Porque el artista había llamado a la imaginación del espectador para que trabajase con él en su obra, mostrando a la vez tanto arte, naturalidad e ingenio, que le era suficiente una lanza asida por una mano armada para hacer parecer al personaje de Aquiles, relegado a último plano e invisible, salvo para los ojos del espíritu. Una mano, un pie, un rostro, una pierna, una cabeza, eran lo bastante. El cuidado de completar el resto de la figura se encomendaba a la imaginación.

Sobre los muros de la bien asediada Troya, en el momento en que el bravo Héctor, su heroica esperanza, marcha al combate, las madres troyanas estallan de alegría al ver a sus jóvenes hijos blandir las relucientes armas; y su gesticulación ofrece algo tan singular, que una especie de temor sombrío, semejante a una mancha sobre un objeto luminoso, parece mezclarse a su radiante alegría.

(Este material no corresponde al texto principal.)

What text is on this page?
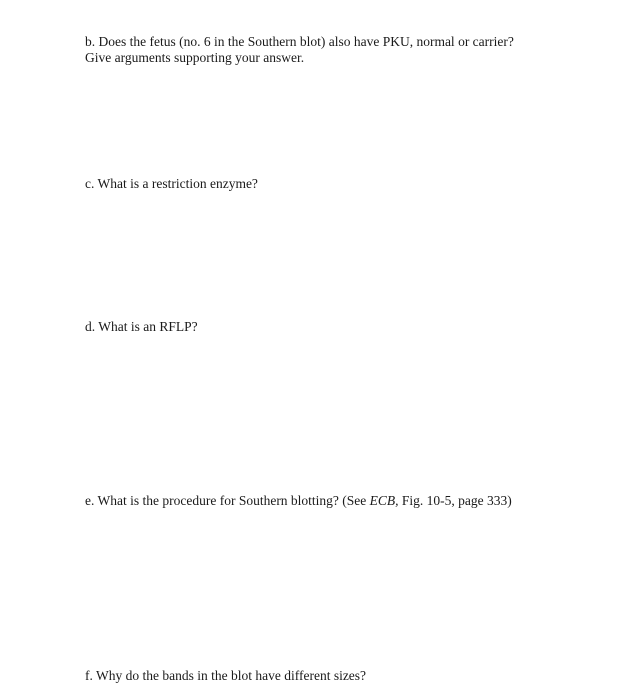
b. Does the fetus (no. 6 in the Southern blot) also have PKU, normal or carrier?
Give arguments supporting your answer.

c. What is a restriction enzyme?

d. What is an RFLP?

e. What is the procedure for Southern blotting? (See ECB, Fig. 10-5, page 333)

f. Why do the bands in the blot have different sizes?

Y desde la costa de Dardania, sitio de la lucha, hasta los carrizosos bordes del Simois, corría la sangre bermeja, cuyas olas, como para imitar la batalla, luchaban con las altas riberas; sus ondas rompíanse contra la costa corroída por el agua salada, y refluían acto seguido, para agregarse a nuevas olas, engrosarlas y lanzar su espuma sobre las riberas del Simois.

Ante esta obra maestra de la pintura se dirige Lucrecia para dar con un rostro en que se hallasen impresos todos los dolores; pero, aunque ve muchos que llevan grabada la imagen de algunas penas particulares, ninguno contempla donde moren el colmo de la angustia y del sufrimiento, hasta que al fin halla a Hécuba, presa de la desesperación, cuyos viejos ojos no se apartan de las heridas de Príamo, que yace ensangrentado a los pies del orgulloso Pirro.